Charlotte Casiraghi, fille de la princesse Caroline de Monaco, publie le 29 janvier un ouvrage présenté comme une traversée littéraire et philosophique des fragilités humaines. Un livre pensé comme une recherche, et non comme un récit personnel.

Une “enquête” sur ce qui fissure une vie

Selon l’AFP, La Fêlure (Julliard) comptera 380 pages et l’éditeur le décrit comme un texte qui n’est « ni un traité, ni un récit, encore moins une confession ». Charlotte Casiraghi y revendique au contraire une démarche d’exploration : elle parle d’« une enquête vivante, littéraire, et, je l’espère, brûlante » sur « les petites et les grandes tragédies de notre sort partagé ».
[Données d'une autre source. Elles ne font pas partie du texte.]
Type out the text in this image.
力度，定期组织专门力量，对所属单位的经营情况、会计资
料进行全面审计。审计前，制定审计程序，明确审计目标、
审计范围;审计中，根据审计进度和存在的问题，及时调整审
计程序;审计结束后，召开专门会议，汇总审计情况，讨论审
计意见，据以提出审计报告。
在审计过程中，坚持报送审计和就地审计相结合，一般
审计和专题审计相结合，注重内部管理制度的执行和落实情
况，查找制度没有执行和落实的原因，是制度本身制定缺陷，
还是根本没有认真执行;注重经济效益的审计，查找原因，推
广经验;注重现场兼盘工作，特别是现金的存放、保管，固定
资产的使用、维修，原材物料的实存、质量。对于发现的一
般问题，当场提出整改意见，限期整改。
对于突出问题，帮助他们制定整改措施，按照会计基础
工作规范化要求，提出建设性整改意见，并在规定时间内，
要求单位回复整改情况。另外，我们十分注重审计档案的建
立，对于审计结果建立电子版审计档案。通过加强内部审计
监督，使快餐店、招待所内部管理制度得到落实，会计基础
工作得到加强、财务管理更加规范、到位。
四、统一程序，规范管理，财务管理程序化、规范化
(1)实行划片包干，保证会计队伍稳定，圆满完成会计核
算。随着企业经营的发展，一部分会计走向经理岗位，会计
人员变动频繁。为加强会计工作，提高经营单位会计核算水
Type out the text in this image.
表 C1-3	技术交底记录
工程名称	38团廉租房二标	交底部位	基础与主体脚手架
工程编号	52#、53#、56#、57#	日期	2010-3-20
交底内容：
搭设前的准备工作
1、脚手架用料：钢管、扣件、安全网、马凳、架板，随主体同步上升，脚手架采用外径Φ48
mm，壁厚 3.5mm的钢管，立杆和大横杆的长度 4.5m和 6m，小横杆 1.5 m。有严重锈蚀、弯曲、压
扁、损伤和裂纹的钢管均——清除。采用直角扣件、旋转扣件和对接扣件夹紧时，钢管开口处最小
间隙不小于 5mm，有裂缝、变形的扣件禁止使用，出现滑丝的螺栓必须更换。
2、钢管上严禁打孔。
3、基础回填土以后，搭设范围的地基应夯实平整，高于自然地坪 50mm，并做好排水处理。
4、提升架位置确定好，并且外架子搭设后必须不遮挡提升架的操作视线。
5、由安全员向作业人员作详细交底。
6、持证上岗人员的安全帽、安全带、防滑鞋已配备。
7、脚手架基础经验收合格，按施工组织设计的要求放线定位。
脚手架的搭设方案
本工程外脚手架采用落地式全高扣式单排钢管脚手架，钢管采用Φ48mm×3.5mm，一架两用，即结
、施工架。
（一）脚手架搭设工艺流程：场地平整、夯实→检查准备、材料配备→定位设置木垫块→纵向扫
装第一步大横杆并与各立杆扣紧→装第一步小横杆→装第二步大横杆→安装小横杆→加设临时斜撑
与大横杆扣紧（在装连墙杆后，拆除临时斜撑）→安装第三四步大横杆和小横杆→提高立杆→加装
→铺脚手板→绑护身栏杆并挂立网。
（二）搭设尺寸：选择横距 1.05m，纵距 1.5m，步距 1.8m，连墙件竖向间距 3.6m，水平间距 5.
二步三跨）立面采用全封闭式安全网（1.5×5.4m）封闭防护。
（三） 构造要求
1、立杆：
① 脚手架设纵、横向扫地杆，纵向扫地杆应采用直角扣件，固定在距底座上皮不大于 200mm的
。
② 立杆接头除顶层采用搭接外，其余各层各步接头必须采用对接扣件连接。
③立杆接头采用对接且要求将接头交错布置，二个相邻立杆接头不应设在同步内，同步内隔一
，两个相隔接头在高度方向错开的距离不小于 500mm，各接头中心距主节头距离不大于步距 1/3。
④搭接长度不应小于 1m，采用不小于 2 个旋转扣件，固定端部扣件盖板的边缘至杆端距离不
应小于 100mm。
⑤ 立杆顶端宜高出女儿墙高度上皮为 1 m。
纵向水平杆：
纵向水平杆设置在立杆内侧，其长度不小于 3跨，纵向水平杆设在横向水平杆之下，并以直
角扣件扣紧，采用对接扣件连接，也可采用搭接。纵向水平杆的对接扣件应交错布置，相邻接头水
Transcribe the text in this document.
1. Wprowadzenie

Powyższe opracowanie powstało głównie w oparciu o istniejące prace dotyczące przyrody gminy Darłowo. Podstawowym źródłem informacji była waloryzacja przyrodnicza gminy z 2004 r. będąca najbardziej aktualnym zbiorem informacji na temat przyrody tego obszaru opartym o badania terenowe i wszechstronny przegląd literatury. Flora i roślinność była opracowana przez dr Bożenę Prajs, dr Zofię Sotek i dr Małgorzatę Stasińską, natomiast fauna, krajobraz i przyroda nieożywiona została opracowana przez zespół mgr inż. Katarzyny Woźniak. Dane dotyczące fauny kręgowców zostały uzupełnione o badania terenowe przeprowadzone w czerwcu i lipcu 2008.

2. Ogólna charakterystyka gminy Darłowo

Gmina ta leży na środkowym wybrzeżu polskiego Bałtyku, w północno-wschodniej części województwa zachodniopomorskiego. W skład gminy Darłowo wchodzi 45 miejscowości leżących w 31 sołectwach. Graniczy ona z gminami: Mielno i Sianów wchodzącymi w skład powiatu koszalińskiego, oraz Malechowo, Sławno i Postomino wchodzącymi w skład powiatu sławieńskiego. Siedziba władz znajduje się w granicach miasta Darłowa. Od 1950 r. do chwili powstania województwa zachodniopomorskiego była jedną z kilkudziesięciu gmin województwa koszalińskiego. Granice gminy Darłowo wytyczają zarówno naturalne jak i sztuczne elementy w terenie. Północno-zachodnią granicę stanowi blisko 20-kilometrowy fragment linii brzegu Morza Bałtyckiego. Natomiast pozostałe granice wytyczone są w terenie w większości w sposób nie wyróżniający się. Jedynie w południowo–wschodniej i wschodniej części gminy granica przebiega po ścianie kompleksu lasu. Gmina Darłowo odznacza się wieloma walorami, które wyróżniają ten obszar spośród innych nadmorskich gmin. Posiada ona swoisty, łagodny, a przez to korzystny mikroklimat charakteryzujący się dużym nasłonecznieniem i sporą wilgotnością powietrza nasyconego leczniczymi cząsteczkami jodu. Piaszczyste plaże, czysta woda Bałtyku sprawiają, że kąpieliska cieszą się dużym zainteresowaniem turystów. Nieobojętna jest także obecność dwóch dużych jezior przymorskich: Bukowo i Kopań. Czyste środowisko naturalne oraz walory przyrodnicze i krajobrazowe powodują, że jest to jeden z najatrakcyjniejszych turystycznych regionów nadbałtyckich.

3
Le livre chemine aussi à travers des figures qui ont nourri son parcours, de Marguerite Duras à la poétesse Anna Akhmatova, du musicien J.J. Cale au navigateur Bernard Moitessier, rapporte l’AFP. Elle s’appuie notamment sur une nouvelle de F. Scott Fitzgerald, qu’elle présente comme une manière de dire qu’une existence peut s’effondrer sans “grand” événement visible, toujours selon l’AFP.

Sortir de “l’image sur papier glacé”, sans livrer l’intime

Dans l’introduction, Charlotte Casiraghi évoque le poids de la représentation publique : « On m’a souvent réduite à une image sur papier glacé, à une vie de rêve et de privilèges », écrit-elle, d’après l’AFP, avant d’expliquer que son projet vise à “déchirer” cette surface sans basculer dans l’aveu.

Cette publication s’inscrit dans un parcours déjà ancré dans la philosophie : elle est présidente des Rencontres philosophiques de Monaco et avait coécrit en 2018 Archipel des passions avec le philosophe Robert Maggiori (Seuil). Et, selon une interview accordée à Libération, Charlotte Casiraghi dit avoir récemment installé sa vie à Paris, tout en choisissant la discrétion sur sa situation sentimentale, et y confie aussi cette réflexion sur la célébrité : « Il arrive parfois que ce qu’on gagne en visibilité et en succès, on le perde en existence ».